We emphatically endorsed Eddie Davis for Ward 2 City Council in the October primary, and we do so again, over his opponent and second-place finisher, Omar Beasley.
The post is being vacated by Howard Clement, who is retiring after 30 years.
Even without the endorsement of the Durham Committee on the Affairs of Black People (a puzzling choice, considering Davis' bona fides), the former schoolteacher and public servant received nearly 6,000 votes—59 percent of the ballots cast. Beasley, a bailbondsman, got 2,174 votes and 21.5 percent of ballots cast.
You can read our original endorsement of Davis, but in essence, he has deep understanding of the issues. He advocates for the rights of women, minorities, gays and lesbians and farmworkers. He is focused on deterring crime in Durham and protecting water quality. He also received the endorsement of the progressive Durham People's Alliance.
Because there are only two candidates, no primary was held in Ward 3. The general election features a contest between incumbent Don Moffitt, who was appointed to the seat after Mike Woodard was elected to the state senate, and Pam Karriker.
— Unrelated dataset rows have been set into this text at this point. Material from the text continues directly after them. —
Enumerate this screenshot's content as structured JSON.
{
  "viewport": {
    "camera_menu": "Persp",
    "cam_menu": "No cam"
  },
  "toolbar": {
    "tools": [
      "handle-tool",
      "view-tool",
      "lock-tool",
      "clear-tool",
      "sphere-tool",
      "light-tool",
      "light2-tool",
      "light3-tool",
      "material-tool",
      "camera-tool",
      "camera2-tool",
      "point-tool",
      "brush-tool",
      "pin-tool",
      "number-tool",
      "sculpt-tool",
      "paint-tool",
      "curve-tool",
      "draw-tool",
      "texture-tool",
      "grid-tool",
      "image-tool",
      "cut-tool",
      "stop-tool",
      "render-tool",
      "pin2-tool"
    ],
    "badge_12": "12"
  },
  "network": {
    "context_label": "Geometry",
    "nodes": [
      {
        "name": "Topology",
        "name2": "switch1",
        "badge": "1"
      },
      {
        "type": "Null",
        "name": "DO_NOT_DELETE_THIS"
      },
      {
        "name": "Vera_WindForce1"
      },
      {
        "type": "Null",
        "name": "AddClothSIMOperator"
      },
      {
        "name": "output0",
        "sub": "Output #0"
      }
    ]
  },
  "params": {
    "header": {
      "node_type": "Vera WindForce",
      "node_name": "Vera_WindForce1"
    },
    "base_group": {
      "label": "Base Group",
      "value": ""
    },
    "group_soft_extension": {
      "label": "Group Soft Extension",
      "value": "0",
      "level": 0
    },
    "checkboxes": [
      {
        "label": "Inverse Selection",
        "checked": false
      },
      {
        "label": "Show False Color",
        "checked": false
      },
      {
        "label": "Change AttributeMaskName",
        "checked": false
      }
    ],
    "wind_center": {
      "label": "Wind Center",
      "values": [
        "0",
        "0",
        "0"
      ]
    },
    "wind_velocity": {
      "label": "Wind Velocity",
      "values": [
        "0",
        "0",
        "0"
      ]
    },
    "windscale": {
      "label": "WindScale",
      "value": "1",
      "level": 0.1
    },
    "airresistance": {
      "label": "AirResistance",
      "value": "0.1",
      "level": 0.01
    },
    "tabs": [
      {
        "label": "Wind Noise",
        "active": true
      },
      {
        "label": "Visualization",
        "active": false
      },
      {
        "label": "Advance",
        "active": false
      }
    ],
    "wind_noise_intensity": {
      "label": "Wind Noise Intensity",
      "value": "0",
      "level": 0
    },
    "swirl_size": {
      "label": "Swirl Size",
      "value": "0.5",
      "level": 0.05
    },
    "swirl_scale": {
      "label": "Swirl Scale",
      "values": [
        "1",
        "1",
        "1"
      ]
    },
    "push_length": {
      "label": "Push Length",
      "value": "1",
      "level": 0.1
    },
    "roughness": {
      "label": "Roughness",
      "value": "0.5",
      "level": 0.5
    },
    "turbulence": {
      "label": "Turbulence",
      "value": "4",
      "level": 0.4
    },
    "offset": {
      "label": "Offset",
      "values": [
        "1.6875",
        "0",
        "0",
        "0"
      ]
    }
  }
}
A veteran of several boards and commissions, she was appointed to the Durham county commissioners in 2001 after Becky Heron retired.
We enthusiastically endorse Don Moffitt, a former member of the Durham Planning Commission, which he served on for six years—three of them as chairman. While he supports fiscally prudent annexation policies, Moffitt voted with the majority of his councilors in opposing the imprudent annexation of 751 South.
His focus is on job training, affordable housing, especially near services and transit lines, and improved transportation. On other quality of life issues, Moffitt suggests panhandlers who violate the city's ordinance to go before the county's Community Life Court, where they can be paired with service providers. That seems to be a compassionate way to address the problem.
We are encouraged by Karriker's focus on safe, affordable housing for Durham residents. However, on the subject of housing, she says the Proactive Rental Inspection Program, which helps keep slumlords in line, has made it "more difficult for all property owners to see profit on rentals in lower income areas [and] has adversely affected the supply of affordable housing in Durham."
We find these two positions incongruous, because safe housing should take precedence over a property owner's profits. If the owner can't provide safe housing, he or she should not be in the rental business.
We are also dismayed by Karriker's stance on the rights of gays and lesbians. While she supports equal housing and employment rights, she opposes legalizing same-sex marriage, based on her "personal faith and understanding of the Scriptures," she writes in her questionnaire.
That is not representative of Durham's constituency; the county was one of eight in the state to vote against Amendment One.
We endorsed Bill Bell in the primary (read our original endorsement), and we endorse him again in the general election. He received 8,977 votes, a commanding lead over second-place finisher Sylvester Williams, a pastor and perennial candidate, who got 738.